Impatient
It has been a week and a half since I had my CAT scan and I still have not been giving results. My parents are sure that if the results were bad, I would know right away, but I picture them sending the results somewhere else for analysis and all sorts of things. I am very stressed. It is not just that. I can not go to the Y or kickboxing or even do Tae-Bo at home until I know I am not going to mess up my head (further?), so unfortunately I have turned down a path. Can not exercise? Might as well eat any junk I can find. I can not explain it. I guess it is emotional eating. Anyway I keep eating and eating and lots of junk. The weight gain is apparent on my legs, tummy, and face. I look in the mirror and do not recognize my face at all. It is 20 years older than I am and covered in stress and worry. Fat around my cheeks and chin. I look at my face and I hate myself for letting myself start to get back to old ways and habits. I hate that it has caught up with me. If something terrible comes from this cat scan, that haggerly face is what my family will have to look at at my funeral and have to try to remember past it to who I was. I feel uglier now than when I weighed almost 200 pounds. I just want to hear that everything is okay and get back to working out. I am getting back to eating right now, but working out really reiterates that for me.

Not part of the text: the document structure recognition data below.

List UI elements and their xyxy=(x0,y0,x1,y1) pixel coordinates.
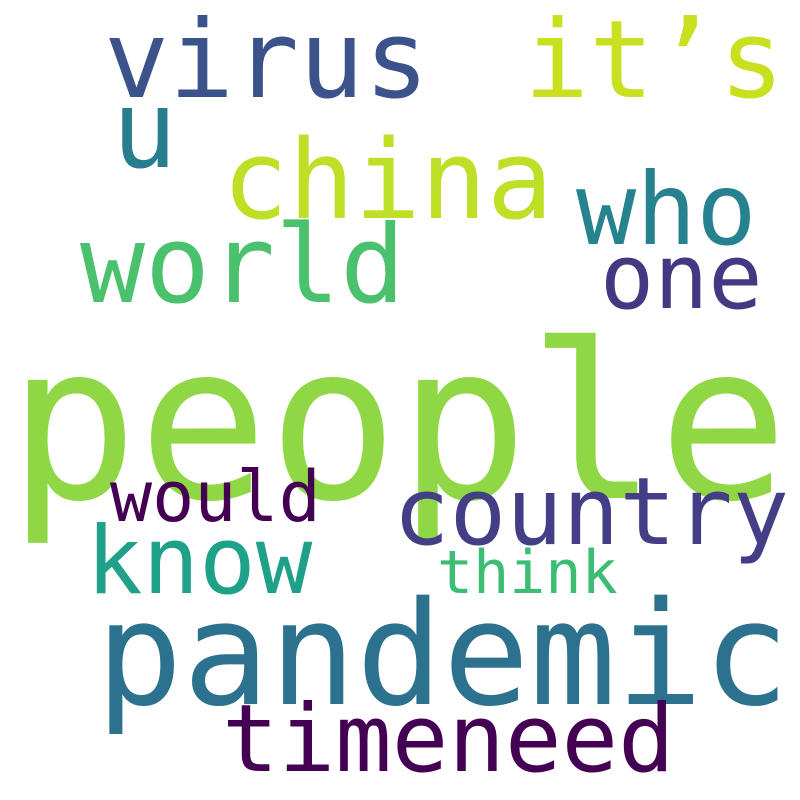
word-its: it’s xyxy=(524,0,785,123)
word-pandemic: pandemic xyxy=(96,570,790,738)
word-virus: virus xyxy=(104,0,430,123)
word-u: u xyxy=(112,68,178,193)
word-know: know xyxy=(86,507,313,616)
word-country: country xyxy=(393,458,790,567)
word-china: china xyxy=(222,116,554,244)
word-people: people xyxy=(8,298,789,549)
word-would: would xyxy=(110,456,321,538)
word-think: think xyxy=(437,538,618,608)
word-one: one xyxy=(600,225,763,330)
word-timeneed: timeneed xyxy=(222,685,675,794)
word-world: world xyxy=(80,203,406,328)
word-who: who xyxy=(576,151,757,268)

At work, I got some sucky news. I basically was told I got this promotion and got all excited about it, but then things changed and now I am still “fighting” for it, amongst two others. I would have been sort of okay with that, but thinking I had it really messed me up. Anyway, now I am in basically a 6-week job interview/competition. I am fighting for it. I want it so much because it would mean my current job would be gone. I really hate my current job. Anyway, it is very stressful. It feels like the Apprentice or something. I already went through three (five if you count pre-) interviews for this job. It is not that great of a job, at all. I do not think it is even a pay raise. But still, it would not be my current job and that is what counts. But when I am there, the other two women are very unfriendly. I try really hard to be friendly with them-if for no other reason than being stuck with them for six weeks. I guess they see it much more as they have to appear as the “leader” and they are just all miserable people with each other and myself. It is a shame, because the one woman and I had worked together before in good harmony. Oh well. I guess things change. So the stress of competing and trying to stay positive while having killer headaches and incredibly expanding blubber (like space jelly!) and thinking I could be in grave medical danger and thinking if I say the wrong thing or do not say enough could cost me to go back to my behated job and so on. . .I am just not dealing well. I have been crying a lot lately. The trip to and from work is excruciating because it is time with just myself and my thoughts. Who needs that? The music can only go so loud and never loud enough to cover my own mind. I really hope I can look back on this six months from now and remember a small rough patch. I hope I will be looking back at it, healthier and thinner and with a much better job. I hope I will be happy. I hope I will still be here.